Because it is a movie, a mysterious benefactor, presumed to be Miss Havisham, pays for the now-grown Pip (John Mills) to escape a working class life as a blacksmith, and become an idle gentleman. He becomes friends with Mr. Pocket (Alec Guinness, in a very early film role).
He is reacquainted with Stella (now played by Valerie Hobson), and still pines for her, though she becomes engaged to another. Pip's benefactor pays him a visit, and turns out to be not Miss Havisham, but Magwitch, who is still wanted by the law. Pip drops everything to try to escape England with Magwitch for the latter's safety. Pip fails in this, and has lost his income as well, but at least he has Stella, who has been jilted by her fiancé.
How others will see it. Long established as a leading film editor, David Lean had recently become an acclaimed director as well, courtesy of Brief Encounter (1945). Great Expectations was about as successful, winning Oscars for its cinematography and art design, and nominated in the prestigious categories of Best Picture, Best Director, and Best Screenplay.
Great Expectations was a box office smash in both England and Canada. It remains highly regarded today. At imdb.com, it has a high user vote total of 22K and a fairly high user rating of 7.8 out of 10. Those over 45 grade it even higher, at 8.1. The user reviews are heaped in applause for David Lean and his abridged interpretation of the Dickens classic.
How I felt about it. I have a few questions. Why should Mr. Pocket spent countless hours rowing with Pip, and risk becoming an accessory to the crimes of an escaped convict, just because he is Pip's friend? Why couldn't they cast somebody younger than John Mills, who was 38, when his character of Pip was in his early 20s?
Why wouldn't British law assume that Pip murdered Miss Havisham by setting her on fire? They were alone together in the house, and she had never set herself on fire before. Certainly, he would be arrested and interrogated.
The story takes an increasingly unlikely turn when it is revealed that the convict is Pip's benefactor, and Pip decides to devote his present and future life to the protection and well being of said convict.
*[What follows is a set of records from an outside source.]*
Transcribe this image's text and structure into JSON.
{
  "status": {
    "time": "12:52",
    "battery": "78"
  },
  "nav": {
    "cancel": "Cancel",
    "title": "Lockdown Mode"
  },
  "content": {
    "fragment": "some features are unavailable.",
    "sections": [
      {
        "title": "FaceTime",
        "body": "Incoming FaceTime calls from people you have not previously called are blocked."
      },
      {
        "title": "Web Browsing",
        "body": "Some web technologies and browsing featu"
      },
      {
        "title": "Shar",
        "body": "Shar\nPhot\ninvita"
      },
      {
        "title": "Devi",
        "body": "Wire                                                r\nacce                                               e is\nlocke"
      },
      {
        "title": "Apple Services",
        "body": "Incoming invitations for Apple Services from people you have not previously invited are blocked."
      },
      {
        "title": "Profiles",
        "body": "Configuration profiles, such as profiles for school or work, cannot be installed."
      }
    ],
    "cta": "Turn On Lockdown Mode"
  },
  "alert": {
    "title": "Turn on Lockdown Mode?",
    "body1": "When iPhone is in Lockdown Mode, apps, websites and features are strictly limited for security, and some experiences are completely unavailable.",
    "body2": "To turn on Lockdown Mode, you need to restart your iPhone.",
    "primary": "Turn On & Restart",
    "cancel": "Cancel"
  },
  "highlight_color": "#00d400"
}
Also, it is convenient (especially for the blacksmith Joe) for shrewish Freda Jackson to be killed off and immediately replaced by her polar opposite, Eileen Erskine.
But I do like the casting for several characters, especially Jean Simmons, Bernard Miles, Francis L. Sullivan, Finlay Currie, Tony Wager, and Martita Hunt. I like the stark black and white photography by Guy Green, and the screenplay with many hands adapting the Charles Dickens prose. Best of all is the direction, which is so solid that one can overlook the various plot holes.